Extraction is a science, today I will share with you a few special extraction methods, which will definitely give you value for money.
(1) n-butanol: most small molecular alcohols are water-soluble, such as methanol, ethanol, isopropanol, n-propanol, etc. Most high molecular weight alcohols are not water-soluble, but lipophilic and can be dissolved in organic solvents. However, intermediate alcohol solvents such as n-butanol are a good organic extraction solvent. N-Butanol itself is not soluble in water, and at the same time has the common characteristics of small molecular alcohol and large molecular alcohol. It can dissolve some polar compounds that can be dissolved with small molecular alcohols, but at the same time it is insoluble in water. Taking advantage of this property, n-butanol can be used to extract polar reaction products from aqueous solutions. Butanone: The nature is between small molecular ketones and large molecular ketones. Unlike acetone, which is soluble in water, butanone is insoluble in water and can be used to extract products from water.
(2) Butyl acetate: The nature is between small and macromolecular esters, and its solubility in water is very small. Unlike ethyl acetate, which has a certain solubility in water, it can extract organic compounds, especially amino acid compounds from water.
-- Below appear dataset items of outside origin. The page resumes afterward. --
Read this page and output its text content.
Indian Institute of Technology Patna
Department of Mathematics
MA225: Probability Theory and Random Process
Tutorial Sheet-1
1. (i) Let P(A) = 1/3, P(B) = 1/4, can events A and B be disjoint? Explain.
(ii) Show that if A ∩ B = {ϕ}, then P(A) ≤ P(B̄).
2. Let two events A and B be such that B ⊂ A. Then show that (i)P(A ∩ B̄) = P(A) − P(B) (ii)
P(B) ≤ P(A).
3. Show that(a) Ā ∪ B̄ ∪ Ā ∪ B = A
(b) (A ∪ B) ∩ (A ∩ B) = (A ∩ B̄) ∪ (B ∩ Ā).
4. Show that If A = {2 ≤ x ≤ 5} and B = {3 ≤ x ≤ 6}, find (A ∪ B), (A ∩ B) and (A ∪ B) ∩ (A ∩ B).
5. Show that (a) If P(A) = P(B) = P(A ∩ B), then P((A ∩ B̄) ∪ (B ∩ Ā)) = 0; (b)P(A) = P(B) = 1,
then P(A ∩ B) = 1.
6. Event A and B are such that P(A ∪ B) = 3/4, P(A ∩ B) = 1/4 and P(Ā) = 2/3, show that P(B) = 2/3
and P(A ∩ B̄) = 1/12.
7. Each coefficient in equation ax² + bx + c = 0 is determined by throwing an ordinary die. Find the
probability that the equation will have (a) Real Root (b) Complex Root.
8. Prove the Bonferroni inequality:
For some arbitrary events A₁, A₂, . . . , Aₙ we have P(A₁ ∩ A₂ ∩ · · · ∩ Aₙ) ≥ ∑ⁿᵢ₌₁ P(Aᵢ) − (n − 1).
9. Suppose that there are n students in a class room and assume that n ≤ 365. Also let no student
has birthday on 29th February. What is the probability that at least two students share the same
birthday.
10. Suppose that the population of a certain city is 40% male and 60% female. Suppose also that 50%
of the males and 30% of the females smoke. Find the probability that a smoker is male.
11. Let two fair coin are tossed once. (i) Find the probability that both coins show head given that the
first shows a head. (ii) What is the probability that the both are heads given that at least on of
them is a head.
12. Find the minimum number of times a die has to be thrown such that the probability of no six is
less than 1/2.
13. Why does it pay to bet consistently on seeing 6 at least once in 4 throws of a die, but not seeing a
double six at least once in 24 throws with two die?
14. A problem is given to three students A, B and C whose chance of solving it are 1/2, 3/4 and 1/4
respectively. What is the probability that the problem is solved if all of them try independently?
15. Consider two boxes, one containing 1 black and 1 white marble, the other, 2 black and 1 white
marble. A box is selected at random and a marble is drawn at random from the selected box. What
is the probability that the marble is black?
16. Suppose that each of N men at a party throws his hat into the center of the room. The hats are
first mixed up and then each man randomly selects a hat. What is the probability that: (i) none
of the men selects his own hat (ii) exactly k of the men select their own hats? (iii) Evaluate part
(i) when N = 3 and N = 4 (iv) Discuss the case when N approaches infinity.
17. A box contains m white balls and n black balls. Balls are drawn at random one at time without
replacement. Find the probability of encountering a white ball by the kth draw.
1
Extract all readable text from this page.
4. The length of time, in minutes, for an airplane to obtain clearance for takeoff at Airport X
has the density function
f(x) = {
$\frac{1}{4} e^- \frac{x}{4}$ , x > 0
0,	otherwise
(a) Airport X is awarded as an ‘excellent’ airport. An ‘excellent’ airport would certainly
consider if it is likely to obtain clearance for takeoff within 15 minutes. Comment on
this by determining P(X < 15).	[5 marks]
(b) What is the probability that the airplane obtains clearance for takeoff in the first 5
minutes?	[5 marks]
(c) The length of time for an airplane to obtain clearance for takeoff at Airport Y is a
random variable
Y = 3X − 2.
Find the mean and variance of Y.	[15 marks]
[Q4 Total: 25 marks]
Therefore, it is often used in the antibiotic industry to extract cephalosporins, penicillins and other macromolecular compounds containing amino acids.
Isopropyl ether and tert-butyl tert-butyl ether: The nature is between small molecule and macromolecular ether. The polarity of the two is relatively small, similar to n-hexane and petroleum ether, and their solubility in water is small. It can be used as a crystallization solvent and extraction solvent for molecules with very small polarity. It can also be used as a solvent for crystallization and extraction of more polar compounds.
(3) After the reaction is completed, the extraction method should be used first, and a part of the impurities should be removed first, which is the use of the different solubility of impurities and products in different solvents.
(4) The aqueous solution of dilute acid washes away a part of alkaline impurities. For example, if the reactant is alkaline and the product is neutral, the alkaline reactant can be washed away with dilute acid. For example, the acylation reaction of amino compounds.
(5) The aqueous solution of dilute alkali washes away a part of acidic impurities. The reactant is acidic, and the product is neutral, and the acidic reactant can be washed away with dilute alkali. For example, the esterification reaction of carboxyl compounds.
(6) Wash away a part of water-soluble impurities with water. For example, in the esterification reaction of lower alcohols, the water-soluble reactant alcohol can be washed away with water.
(7) If the product is to be crystallized from water and the solubility in the aqueous solution is greater, try adding inorganic salts such as sodium chloride and ammonium chloride to reduce the solubility of the product in the aqueous solution-salting out method.
(8) Sometimes two immiscible organic solvents can be used as the extractant. For example, the reaction is carried out in chloroform. Petroleum ether or n-hexane can be used as the extractant to remove some of the impurities with small polarity. Conversely, chloroform extraction can be used to remove the polarity. Big impurities.
(9) Two miscible solvents are sometimes incompatible with the addition of another substance. For example, in the case of water as the solvent, after the reaction is completed, the inorganic salts sodium chloride and potassium chloride can be added to the system. Saturate the water, add acetone, ethanol, acetonitrile and other solvents to extract the product from the water.